Some of us had someone, an individual, which made such a profound impact on our lives, for good or for harm, that we never forget them and what they taught us by their actions.  I know very few people though, who would be willing to continue till death for that one person. 

We selfishly want to live.

Do people today die for what they believe in?  Yes.  But these men, they had a chance to flee, a chance to return to a normal life without persecution.  If the man they followed was killed, and at the very least what was viewed as a religious or political rebellion was put down I could understand a percentage of them, you know, the crazies, continuing on in the leaders absence.  Not all 11. 
And more importantly, would never suspect a murderer like Paul, a persecutor of them, to actually join them.

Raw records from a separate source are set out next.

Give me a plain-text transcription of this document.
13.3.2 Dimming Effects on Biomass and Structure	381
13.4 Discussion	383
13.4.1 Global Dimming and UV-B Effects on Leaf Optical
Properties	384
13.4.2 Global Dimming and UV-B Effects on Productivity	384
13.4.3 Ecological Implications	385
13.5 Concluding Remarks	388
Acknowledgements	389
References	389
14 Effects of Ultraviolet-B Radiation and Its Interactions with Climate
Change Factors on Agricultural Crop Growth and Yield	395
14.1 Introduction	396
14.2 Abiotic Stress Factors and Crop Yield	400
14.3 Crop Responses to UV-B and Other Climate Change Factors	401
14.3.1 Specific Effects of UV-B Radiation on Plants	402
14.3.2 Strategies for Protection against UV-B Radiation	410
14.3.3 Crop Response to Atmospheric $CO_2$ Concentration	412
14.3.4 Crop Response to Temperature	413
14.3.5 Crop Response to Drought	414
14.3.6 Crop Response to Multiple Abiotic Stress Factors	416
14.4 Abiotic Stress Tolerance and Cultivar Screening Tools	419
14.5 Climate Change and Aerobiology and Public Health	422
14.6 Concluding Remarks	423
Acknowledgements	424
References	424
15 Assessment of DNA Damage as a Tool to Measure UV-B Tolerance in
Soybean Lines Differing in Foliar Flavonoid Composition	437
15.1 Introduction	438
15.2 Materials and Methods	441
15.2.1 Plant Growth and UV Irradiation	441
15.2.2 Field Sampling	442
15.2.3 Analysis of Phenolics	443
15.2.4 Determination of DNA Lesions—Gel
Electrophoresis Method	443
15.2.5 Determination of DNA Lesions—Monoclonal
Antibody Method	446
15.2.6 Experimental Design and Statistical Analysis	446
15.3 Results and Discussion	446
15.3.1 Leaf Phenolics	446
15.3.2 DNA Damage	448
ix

If I critically look at the 11 men that followed this one man, this Jesus, something clicked in them that according to historical tradition sent them to their deaths in their later lives for something they continued to believe in after the Jesus they knew was gone.

That deserves an audience.  It requires us to examine evidence and forces a conclusion.  What if what they saw was true that it affected them to push through the natural instincts of self preservation?

Or was it just a collection of made up stories?  Stories gathered from many different religions of the time, taking their themes and beliefs and amassing them into a large collection which some point to inconsistencies in to force a social means of control over a large populace to obtain power?

Or is the truth stating something else. 

Is there really a God?
Is what Jesus said and what he did the truth?

It’s a personal question.  Not meant for a crowd.  Not meant for a congregation.  It’s meant for an individual.

And each of us comes to that ocean.  It deserves an audience.  It deserves our attention.